"Lo ... kalo mau pacaran, enggak, kalo mau selingkuh sama berengsek. Silahkan Tar." Gerald mengatakannya tanpa menatap mata Mentari namun menggapai bahu Mentari dengan gerik serius.
Mentari tau Gerald hingga akal bulusnya. Biasanya kalimat Gerald memang begini, ringkas. Tapi, tidak dengan maksud yang kompleks dan tidak lazim.
Kepala Mentari tidak siap dengan pengertian yang di translate otaknya terhadap perkataan Gerald. Ini pemikiran yang berat juga membebankan.
Saat Gerald hendak melangkah pergi, Mentari mencekal lengan itu.
"Ger ... ."
Gerald berhenti, mendengarkan meski enggan berbalik.

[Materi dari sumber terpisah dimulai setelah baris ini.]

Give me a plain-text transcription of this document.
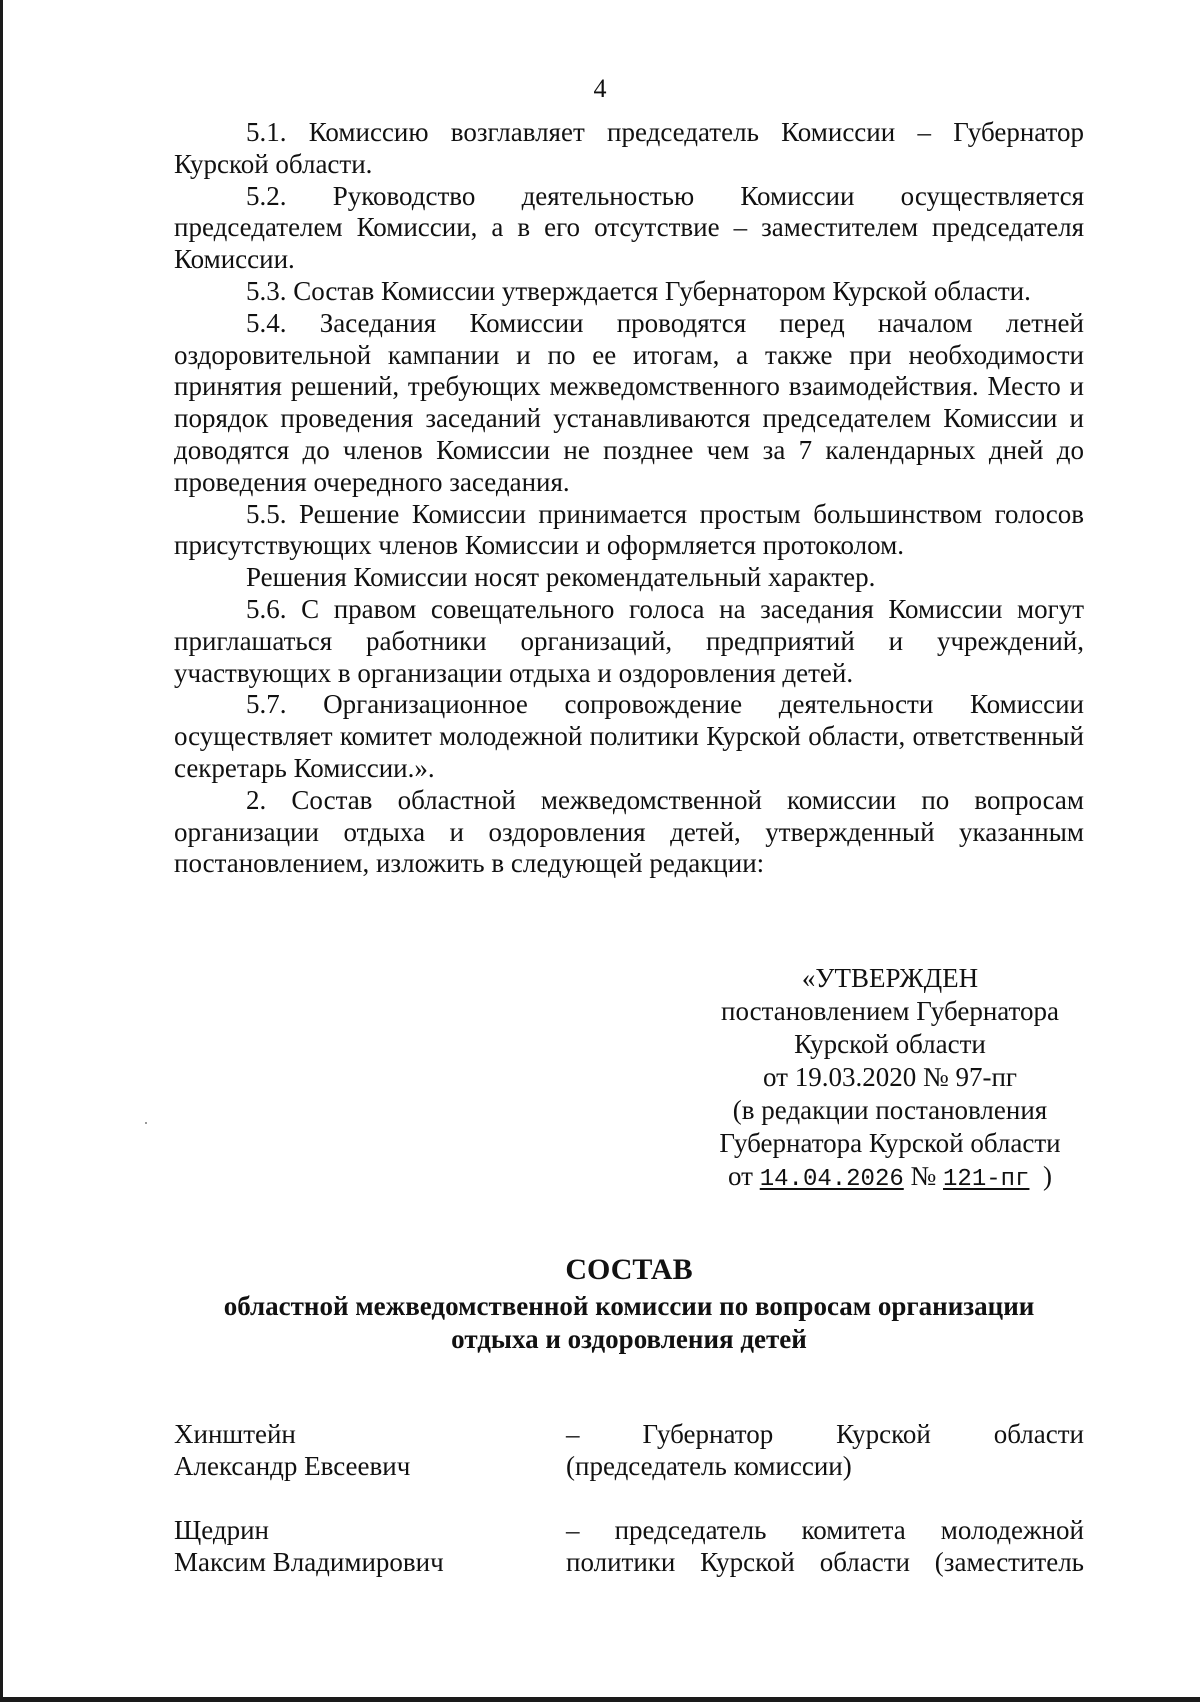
4

5.1. Комиссию возглавляет председатель Комиссии – Губернатор Курской области.

5.2. Руководство деятельностью Комиссии осуществляется председателем Комиссии, а в его отсутствие – заместителем председателя Комиссии.

5.3. Состав Комиссии утверждается Губернатором Курской области.

5.4. Заседания Комиссии проводятся перед началом летней оздоровительной кампании и по ее итогам, а также при необходимости принятия решений, требующих межведомственного взаимодействия. Место и порядок проведения заседаний устанавливаются председателем Комиссии и доводятся до членов Комиссии не позднее чем за 7 календарных дней до проведения очередного заседания.

5.5. Решение Комиссии принимается простым большинством голосов присутствующих членов Комиссии и оформляется протоколом.

Решения Комиссии носят рекомендательный характер.

5.6. С правом совещательного голоса на заседания Комиссии могут приглашаться работники организаций, предприятий и учреждений, участвующих в организации отдыха и оздоровления детей.

5.7. Организационное сопровождение деятельности Комиссии осуществляет комитет молодежной политики Курской области, ответственный секретарь Комиссии.».

2. Состав областной межведомственной комиссии по вопросам организации отдыха и оздоровления детей, утвержденный указанным постановлением, изложить в следующей редакции:

«УТВЕРЖДЕН
постановлением Губернатора
Курской области
от 19.03.2020 № 97-пг
(в редакции постановления
Губернатора Курской области
от 14.04.2026 № 121-пг )
СОСТАВ
областной межведомственной комиссии по вопросам организации
отдыха и оздоровления детей
Хинштейн
Александр Евсеевич
– Губернатор Курской области
(председатель комиссии)
Щедрин
Максим Владимирович
– председатель комитета молодежной
политики Курской области (заместитель
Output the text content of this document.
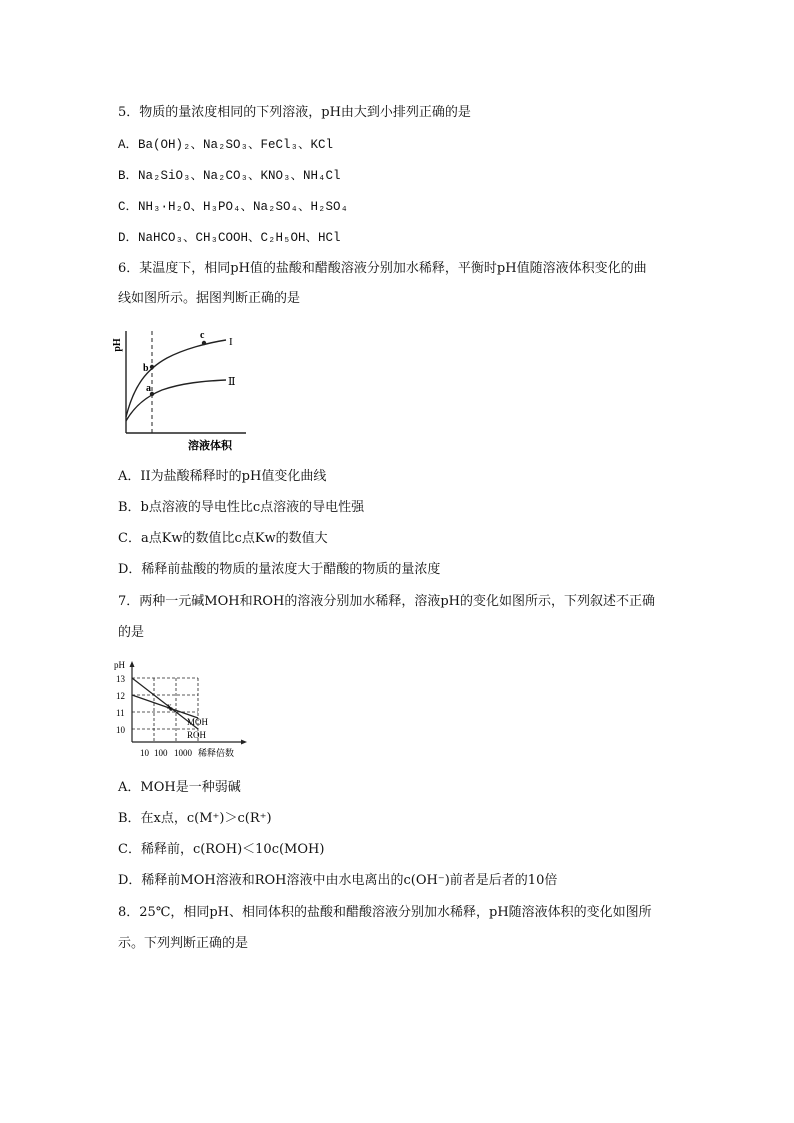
5．物质的量浓度相同的下列溶液，pH由大到小排列正确的是
A．Ba(OH)₂、Na₂SO₃、FeCl₃、KCl
B．Na₂SiO₃、Na₂CO₃、KNO₃、NH₄Cl
C．NH₃·H₂O、H₃PO₄、Na₂SO₄、H₂SO₄
D．NaHCO₃、CH₃COOH、C₂H₅OH、HCl
6．某温度下，相同pH值的盐酸和醋酸溶液分别加水稀释，平衡时pH值随溶液体积变化的曲
线如图所示。据图判断正确的是
pH
b
a
c
I
Ⅱ
溶液体积
A．II为盐酸稀释时的pH值变化曲线
B．b点溶液的导电性比c点溶液的导电性强
C．a点Kw的数值比c点Kw的数值大
D．稀释前盐酸的物质的量浓度大于醋酸的物质的量浓度
7．两种一元碱MOH和ROH的溶液分别加水稀释，溶液pH的变化如图所示，下列叙述不正确
的是
x
pH
13
12
11
10
MOH
ROH
10 100 1000 稀释倍数
A．MOH是一种弱碱
B．在x点，c(M⁺)＞c(R⁺)
C．稀释前，c(ROH)＜10c(MOH)
D．稀释前MOH溶液和ROH溶液中由水电离出的c(OH⁻)前者是后者的10倍
8．25℃，相同pH、相同体积的盐酸和醋酸溶液分别加水稀释，pH随溶液体积的变化如图所
示。下列判断正确的是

"Lo lagi nggak baik-baik aja, ya?" Mentari perlahan memeluk Gerald dari belakang meskipun ragu. Mentari tidak tau harus bagaimana menghadapi Gerald dengan perilaku asing ini.
Gerald pun sama, ia luluh dengan pelukan hangat Mentari namun tidak ingin menarik kalimatnya tadi. Matanya dipejamkan menghilangkan rasa ingin menarik kalimat. Gerald meraih tangan mungil yang memeluknya dan menatap Mentari penuh.
"Tar, gue udah nggak mau pikir panjang sekarang. Keputusan udah gue buat mateng-mateng, lo ikutin aja." Ini, Mentari bingung mengapa Gerald jadi orang yang bertele-tele.
"Ikut apa, nggak ngerti gue." Kali ini Mentari mengangkat alisnya bingung dengan Gerald.
"Udah malem, mending lo tidur." Gerald mendorong paksa bahu Mentari pelan hingga sampai depan pintu kamar Mentari. Lalu, ia pergi dengan kepala tertunduk. Meninggalkan Mentari dengan pikiran melayang; mencoba menebak isi kepalanya.
•••
Biru baru terbangun dari tidurnya di kelas. Bel pulang sudah satu jam yang lalu, ia terbangun sebab getaran pada tasnya. Ponselnya memiliki panggilan masuk.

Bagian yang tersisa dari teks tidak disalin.